A Fully-Integrated 40-Phase Flying-Capacitance-Dithered Switched-Capacitor
Voltage Regulator with 6mV Output Ripple
Suyoung Bang1, Jae-sun Seo2, Inhee Lee1, Seokhyeon Jeong1, Nathaniel Pinckney1, David Blaauw1, Dennis Sylvester1, and Leland Chang3
1
University of Michigan, Ann Arbor, MI 2Arizona State University, Tempe, AZ
3
IBM T. J. Watson Research Center, Yorktown Heights, NY
Abstract
A switched-capacitor voltage regulator (SCVR) that dithers flying
capacitance (CFLY) to reduce output ripple is presented. The
proposed technique is implemented in a 40-phase SCVR with 4b
CFLY modulation in 65nm CMOS. At 2.3V input, on-chip ripple
magnitude of 6~16mV at 1V output is measured for 11~142mA load.

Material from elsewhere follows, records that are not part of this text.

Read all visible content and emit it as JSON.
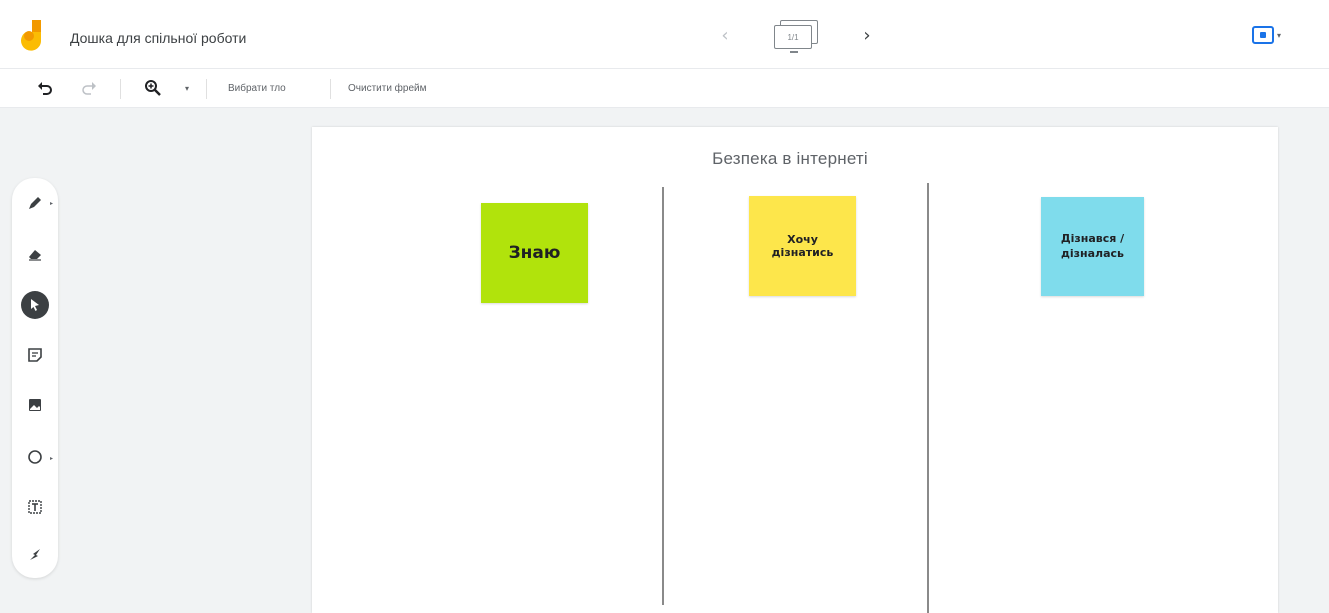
{
  "app": {
    "title": "Дошка для спільної роботи"
  },
  "toolbar": {
    "choose_background": "Вибрати тло",
    "clear_frame": "Очистити фрейм"
  },
  "frame_nav": {
    "thumb_label": "1/1"
  },
  "board": {
    "title": "Безпека в інтернеті",
    "stickies": [
      {
        "label": "Знаю",
        "color": "#b1e30c"
      },
      {
        "label": "Хочу дізнатись",
        "color": "#fde64b"
      },
      {
        "label": "Дізнався / дізналась",
        "color": "#7fdcec"
      }
    ]
  },
  "tools": [
    {
      "icon": "pen-icon"
    },
    {
      "icon": "eraser-icon"
    },
    {
      "icon": "select-icon",
      "selected": true
    },
    {
      "icon": "sticky-note-icon"
    },
    {
      "icon": "image-icon"
    },
    {
      "icon": "circle-icon"
    },
    {
      "icon": "text-box-icon"
    },
    {
      "icon": "laser-icon"
    }
  ],
  "colors": {
    "accent": "#1a73e8",
    "logo_yellow": "#fbbc04",
    "logo_orange": "#f29900"
  }
}
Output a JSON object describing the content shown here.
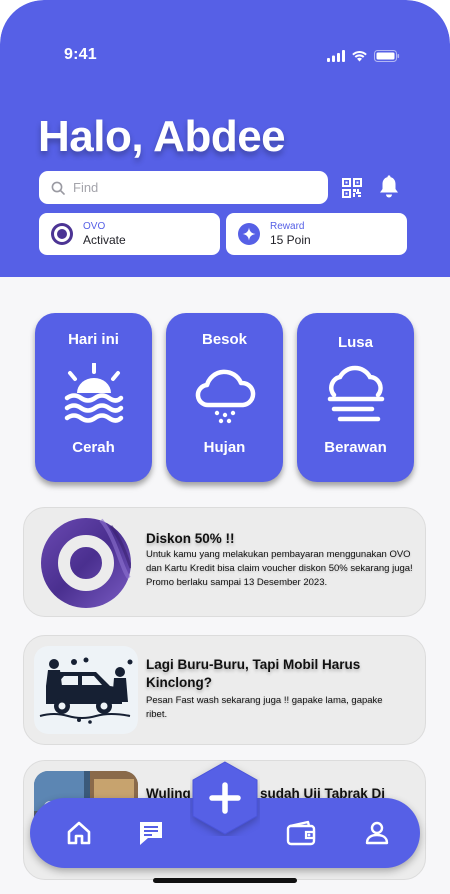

Peak efficiency is 70.8% at a power density of 0.187W/mm2.
Introduction
Integrated voltage regulation using on-chip DC-DC step-down
converters can provide fast load response as well as reduced package
current, which reduces IR and LdI/dt drops. Switched-capacitor
voltage regulators (SCVRs) have gained popularity for on-chip
regulation [1-5] as they are compatible with CMOS processes and do
not require magnetic materials for inductors.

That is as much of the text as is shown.